While “Firecracker” is very much a record of its time, its influence is profound. The song found an audience everywhere from Soul Train to the pop charts, cracking Top 20 in the UK, although merely cracking the Top 100 in the US. Synth-pop acts from Duran Duran to Gary Numan have claimed YMO as an influence, and you can hear the “Firecracker” wiggle in everything from Pet Shop Boys to Madonna.

Both Michael Jackson and Eric Clapton would go on to cover the band’s 1979 classic “Behind The Mask.” This legacy makes Yellow Magic Orchestra’s contributions just as relevant to electronic music’s early development as Kraftwerk and Giorgio Moroder’s contributions around the same time. Much like how Filipino fast-food chain Jollibee recently opened its first location in Spain, Denny’s imperial aspirations bear a delicious irony now that YMO’s “Firecracker” has endured far beyond his creation.
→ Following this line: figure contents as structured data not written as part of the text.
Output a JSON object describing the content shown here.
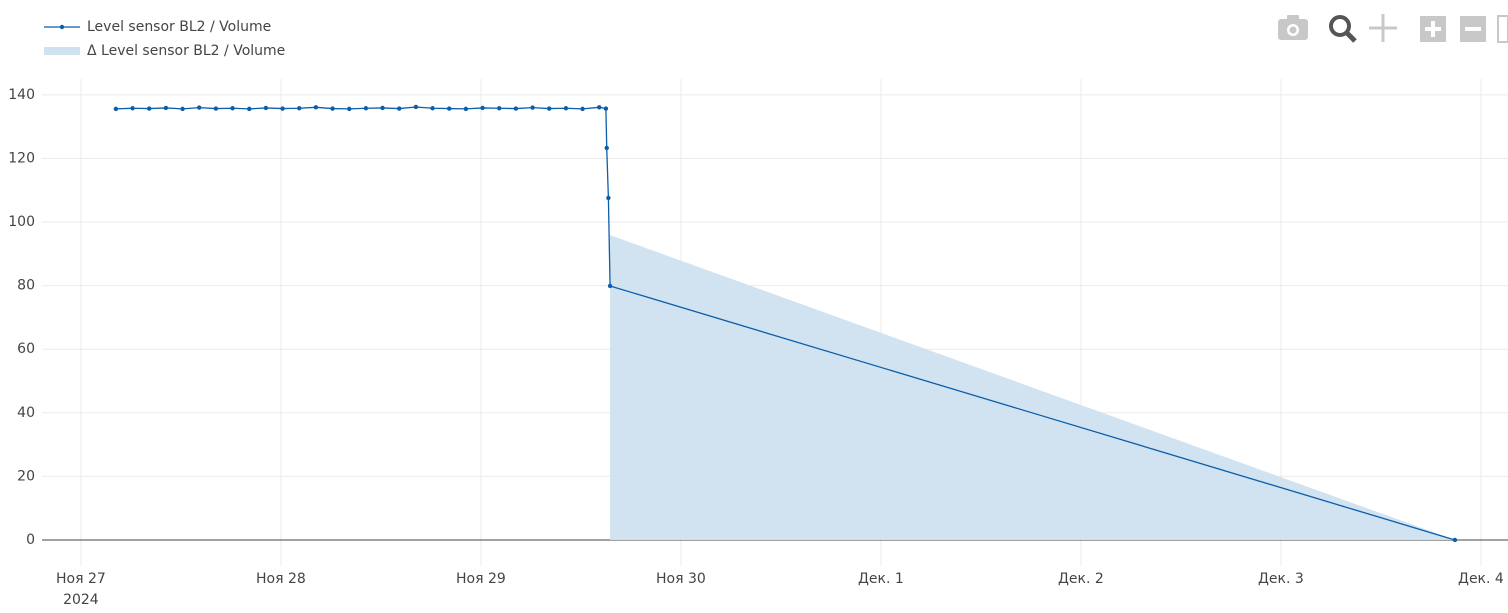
{
  "chart_data": {
    "type": "line",
    "series": [
      {
        "name": "Level sensor BL2 / Volume",
        "color": "#0d5ea8",
        "kind": "line",
        "x": [
          "2024-11-27T04:12",
          "2024-11-27T06:12",
          "2024-11-27T08:12",
          "2024-11-27T10:12",
          "2024-11-27T12:12",
          "2024-11-27T14:12",
          "2024-11-27T16:12",
          "2024-11-27T18:12",
          "2024-11-27T20:12",
          "2024-11-27T22:12",
          "2024-11-28T00:12",
          "2024-11-28T02:12",
          "2024-11-28T04:12",
          "2024-11-28T06:12",
          "2024-11-28T08:12",
          "2024-11-28T10:12",
          "2024-11-28T12:12",
          "2024-11-28T14:12",
          "2024-11-28T16:12",
          "2024-11-28T18:12",
          "2024-11-28T20:12",
          "2024-11-28T22:12",
          "2024-11-29T00:12",
          "2024-11-29T02:12",
          "2024-11-29T04:12",
          "2024-11-29T06:12",
          "2024-11-29T08:12",
          "2024-11-29T10:12",
          "2024-11-29T12:12",
          "2024-11-29T14:12",
          "2024-11-29T15:00",
          "2024-11-29T15:06",
          "2024-11-29T15:18",
          "2024-11-29T15:30",
          "2024-12-03T20:53"
        ],
        "values": [
          135.6,
          135.8,
          135.7,
          135.9,
          135.6,
          136.0,
          135.7,
          135.8,
          135.6,
          135.9,
          135.7,
          135.8,
          136.1,
          135.7,
          135.6,
          135.8,
          135.9,
          135.7,
          136.2,
          135.8,
          135.7,
          135.6,
          135.9,
          135.8,
          135.7,
          136.0,
          135.7,
          135.8,
          135.6,
          136.1,
          135.7,
          123.3,
          107.6,
          79.9,
          0
        ]
      },
      {
        "name": "Δ Level sensor BL2 / Volume",
        "color": "#cfe2f0",
        "kind": "area",
        "x": [
          "2024-11-29T15:30",
          "2024-12-03T20:53"
        ],
        "values": [
          95.9,
          0
        ]
      }
    ],
    "xlim": [
      "2024-11-26T19:20",
      "2024-12-04T03:15"
    ],
    "xticks": [
      {
        "value": "2024-11-27T00:00",
        "label": "Ноя 27\n2024"
      },
      {
        "value": "2024-11-28T00:00",
        "label": "Ноя 28"
      },
      {
        "value": "2024-11-29T00:00",
        "label": "Ноя 29"
      },
      {
        "value": "2024-11-30T00:00",
        "label": "Ноя 30"
      },
      {
        "value": "2024-12-01T00:00",
        "label": "Дек. 1"
      },
      {
        "value": "2024-12-02T00:00",
        "label": "Дек. 2"
      },
      {
        "value": "2024-12-03T00:00",
        "label": "Дек. 3"
      },
      {
        "value": "2024-12-04T00:00",
        "label": "Дек. 4"
      }
    ],
    "ylim": [
      -8,
      145
    ],
    "yticks": [
      0,
      20,
      40,
      60,
      80,
      100,
      120,
      140
    ],
    "grid": true
  }
}
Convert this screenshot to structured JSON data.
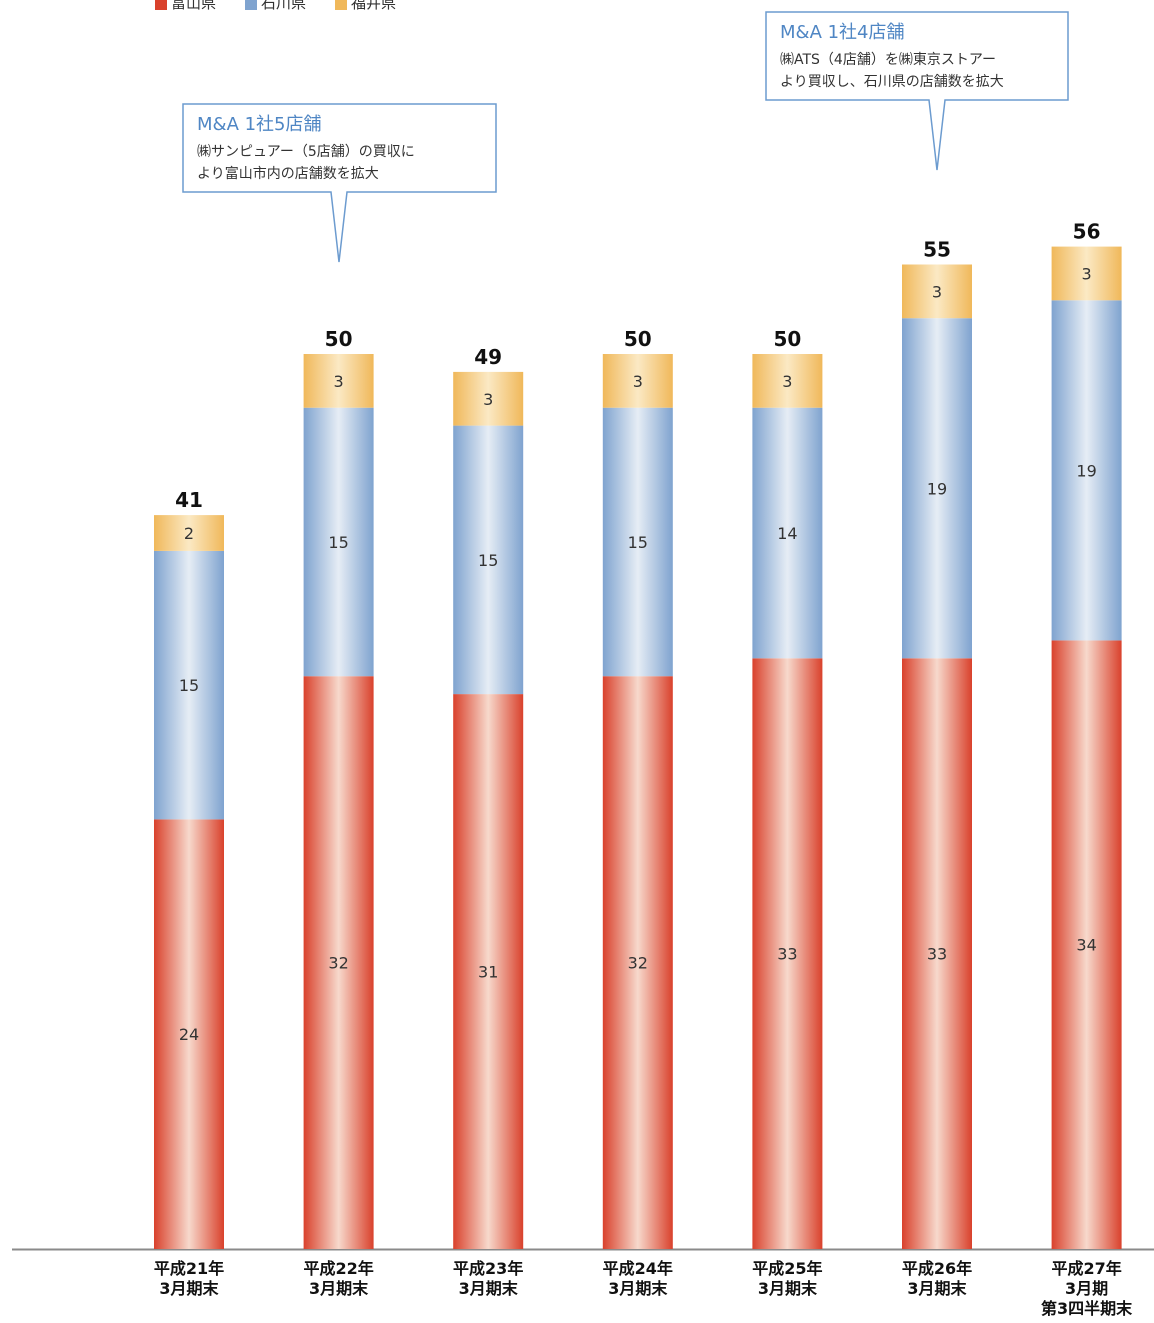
{
  "chart_data": {
    "type": "bar",
    "stacked": true,
    "categories": [
      [
        "平成21年",
        "3月期末"
      ],
      [
        "平成22年",
        "3月期末"
      ],
      [
        "平成23年",
        "3月期末"
      ],
      [
        "平成24年",
        "3月期末"
      ],
      [
        "平成25年",
        "3月期末"
      ],
      [
        "平成26年",
        "3月期末"
      ],
      [
        "平成27年",
        "3月期",
        "第3四半期末"
      ]
    ],
    "series": [
      {
        "name": "富山県",
        "values": [
          24,
          32,
          31,
          32,
          33,
          33,
          34
        ],
        "color": "#d9412c"
      },
      {
        "name": "石川県",
        "values": [
          15,
          15,
          15,
          15,
          14,
          19,
          19
        ],
        "color": "#7fa3cf"
      },
      {
        "name": "福井県",
        "values": [
          2,
          3,
          3,
          3,
          3,
          3,
          3
        ],
        "color": "#f0b85a"
      }
    ],
    "totals": [
      41,
      50,
      49,
      50,
      50,
      55,
      56
    ],
    "ylim": [
      0,
      60
    ],
    "grid": false,
    "legend_position": "top-left",
    "annotations": [
      {
        "target_index": 1,
        "title": "M&A 1社5店舗",
        "lines": [
          "㈱サンピュアー（5店舗）の買収に",
          "より富山市内の店舗数を拡大"
        ]
      },
      {
        "target_index": 5,
        "title": "M&A 1社4店舗",
        "lines": [
          "㈱ATS（4店舗）を㈱東京ストアー",
          "より買収し、石川県の店舗数を拡大"
        ]
      }
    ]
  }
}
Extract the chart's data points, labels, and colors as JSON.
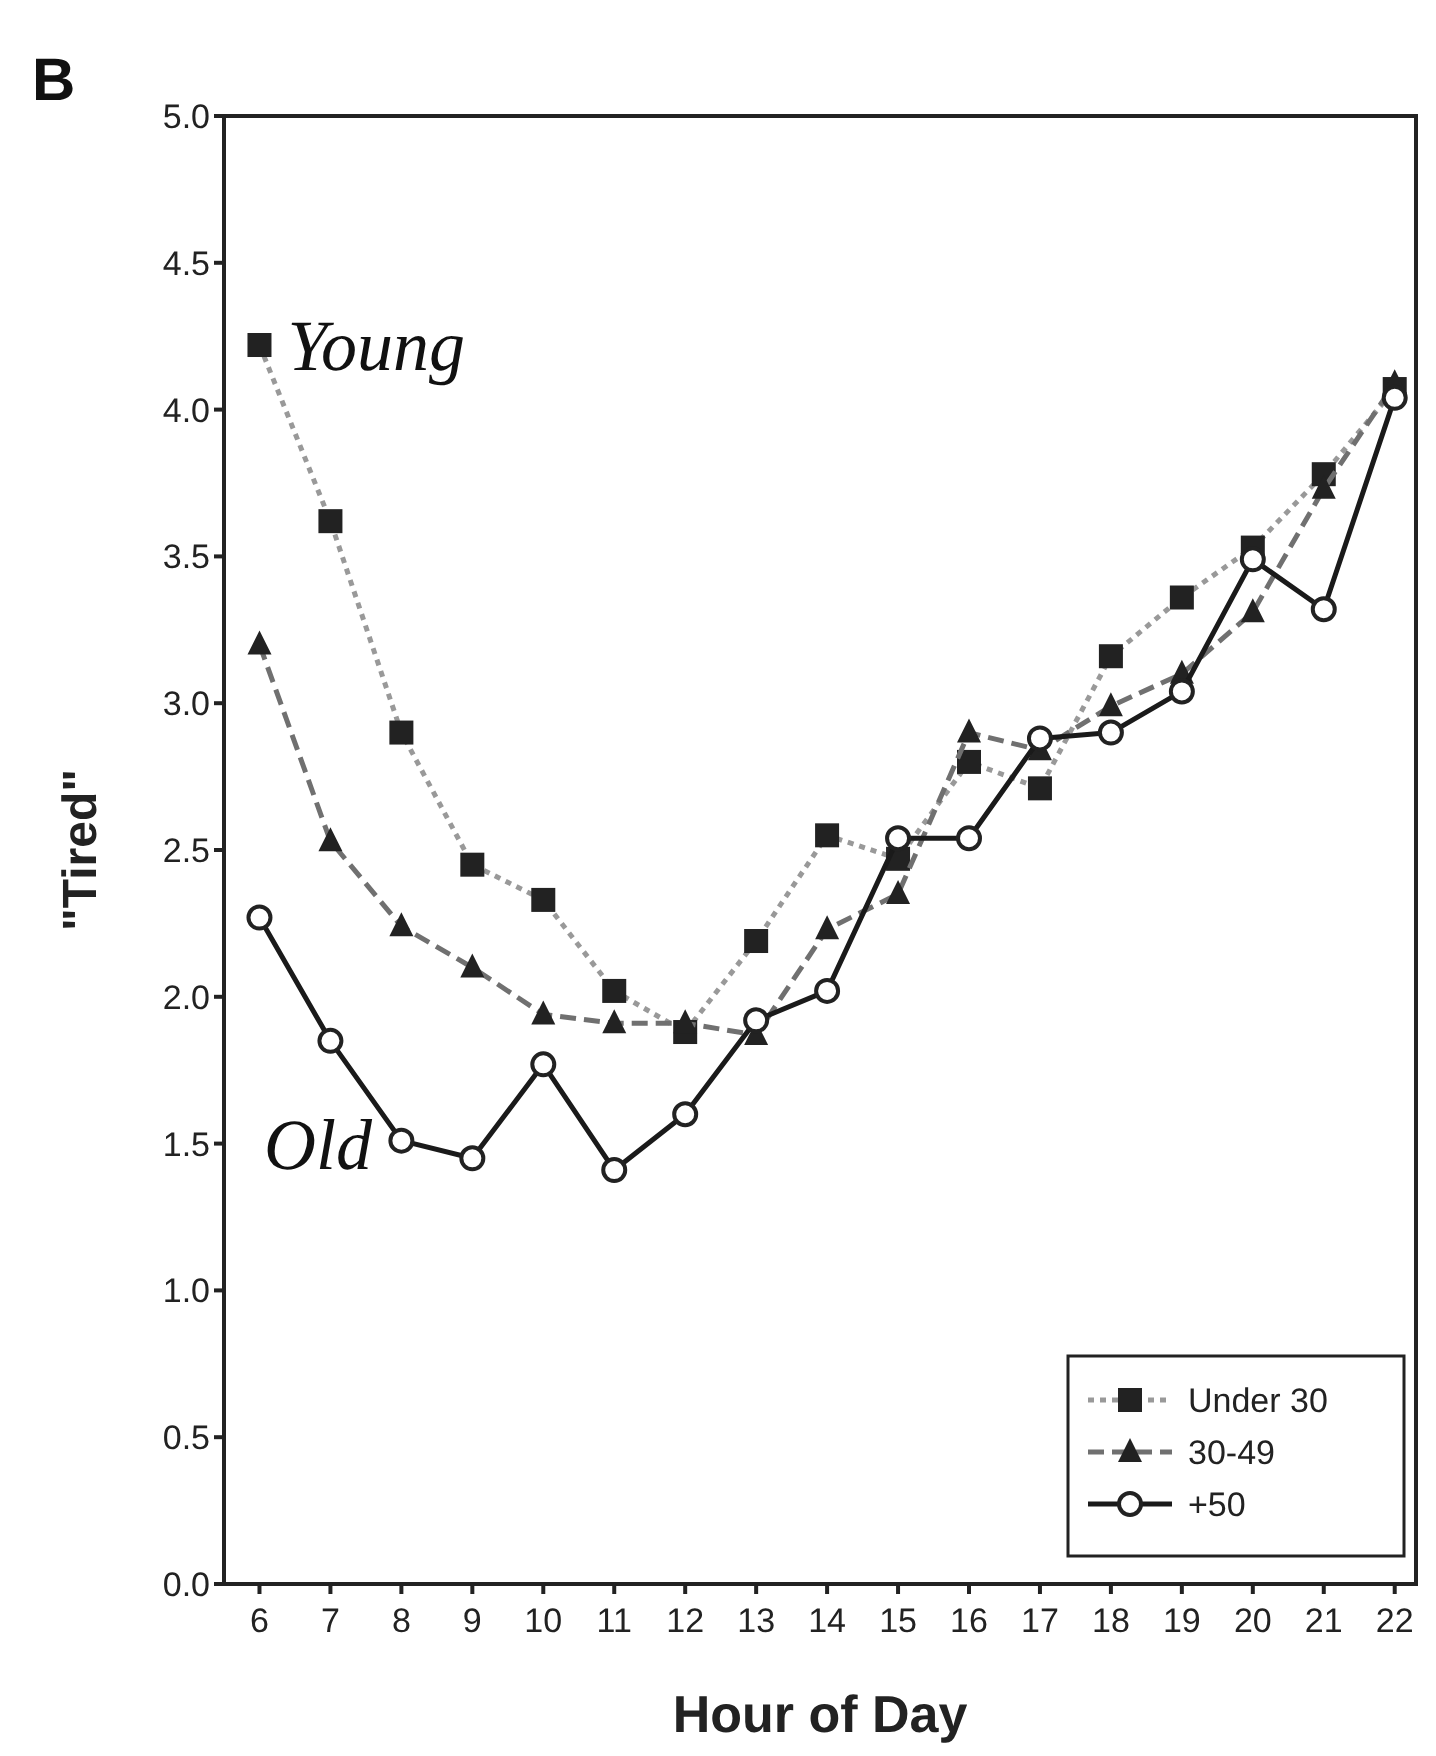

Pop history is frequently defined by moments of artistic appropriation, sometimes even vandalism. A sample of a Rolling Stones rearrangement has the power to turn a Britpop song into a classic three decades later. Countless disco and pop classics have been flipped into even better rap songs. At its worst, this zone of exchange can produce sonic war crimes, such as David Guetta and Bebe Rexha’s recent defilement of an Italian techno classic. At its best, you have triumphs of pop creativity: moments that transcend time, place and genre. “Firecracker” is one such moment. Although this would be far from the last time Sakamoto would master his medium, it showcases a magic touch that bears a dual understanding of both the warm and the robotic, the tacky and the sublime. This instinct is part of what makes Sakamoto one of modern music’s great masters, and it ensures a legacy that will last far beyond his passing.